Would it not have been a happy coincidence if, at this point, a fair maiden had got lost in the dark forest and somehow had found her way to the beast's castle? She would, of course, have been terrified by his appearance at first. But maybe she would have discovered that despite his roaring and beastly appearance and manners all the time spent as a loathed and feared monstrosity had changed him. Might she not have found that now he was merely a lonely, pitiful creature afraid to accept anybody's help? And indeed, she may have realised that he was a soul hoping to better himself and in search of a chance for redemption. She may have found a reborn, noble heart beneath the monstrous exterior - a heart worth forgiving, trusting and maybe even loving. Thus, after many years of imprisonment the curse might have eventually been broken and the beast released from its punishment. They might have lived happily ever after.
The truth is that maiden did come. Only what she found was not a pitiful, lonely creature looking for redemption. What she encountered there hidden in the dark tower living like an animal was a soul filled to the brim with bitterness and hate. Not with the world at large - that she may have understood, for a man can only spend so long in the body of a monster with all the world loathing him. But all his contempt was only for himself. There had been that beautiful sorceress once, though she was a sorceress only for enchanting him utterly. But despite his love for her he had been selfish and mean. And still she had stayed seeing the good in him and believing she could bring it out like a flower grows out of parched earth. But for every time he hurt her he found himself more and more unable to face his own reflection anymore. How could he deserve this woman's love? How could he accept what she gave him so willingly? Every harsh word he spoke cut him almost the same deep as it did her yet though he vowed to change he never did. He began to hate her for every time she forgave him. And he loathed himself for needing the love she would still give him and which he did not deserve. Nearly mad with shame and contempt he turned it all against her and made it her mistake. Every kind word or gentle touch he would shove back at her like a mouldy apple. Finally, she stopped smiling and her loving words dried out. Then he sank into a deep, dark sadness. It was only then when she found that he was in this place where she could not possibly follow him and remain sane that she abandoned him.

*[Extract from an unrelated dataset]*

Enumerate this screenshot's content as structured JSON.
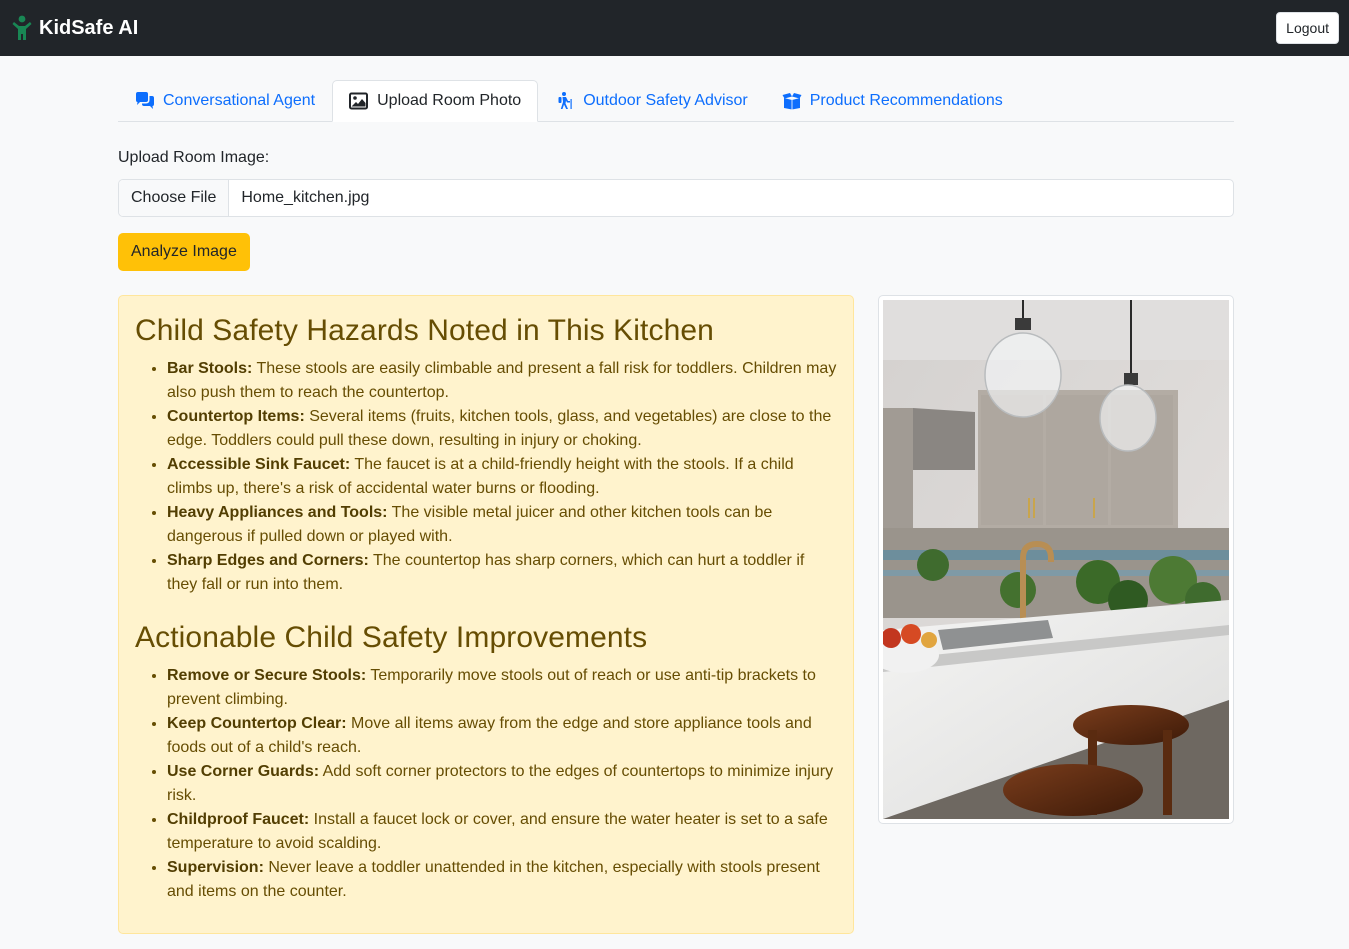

And it was that day, when he found her gone, that he turned into a beast. In a fit of grief and rage he smashed all the mirrors and windows, tore down the tapestries and paintings and burnt them and drove away all the servants. Only when he had finally destroyed everything beautiful and everything that could possibly remind him of her that he rested. That night was the first time his howl of despair was heard echoing through the forest. Living like an animal he drove everyone away regardless of whether they had come to harm him or help him. Years upon years he lived there haunted by memories that would not fade of mistakes he could not undo anymore. Even though she may have eventually forgiven him it was he himself that refused to be forgiven wearing his guilt like a self-flagellation, or a self-inflicted mark of shame. And possibly the only reason that kept him from taking his own life became a grim willingness to endure pain upon pain unto the bitter end.
When then the maiden did find him she found something far more terrifying than the monster from the legends. She found a soul who had by all his will shut happiness out of his life and destroyed everything that he loved so that the pain he would have to endure would have no end. The prince had cursed himself.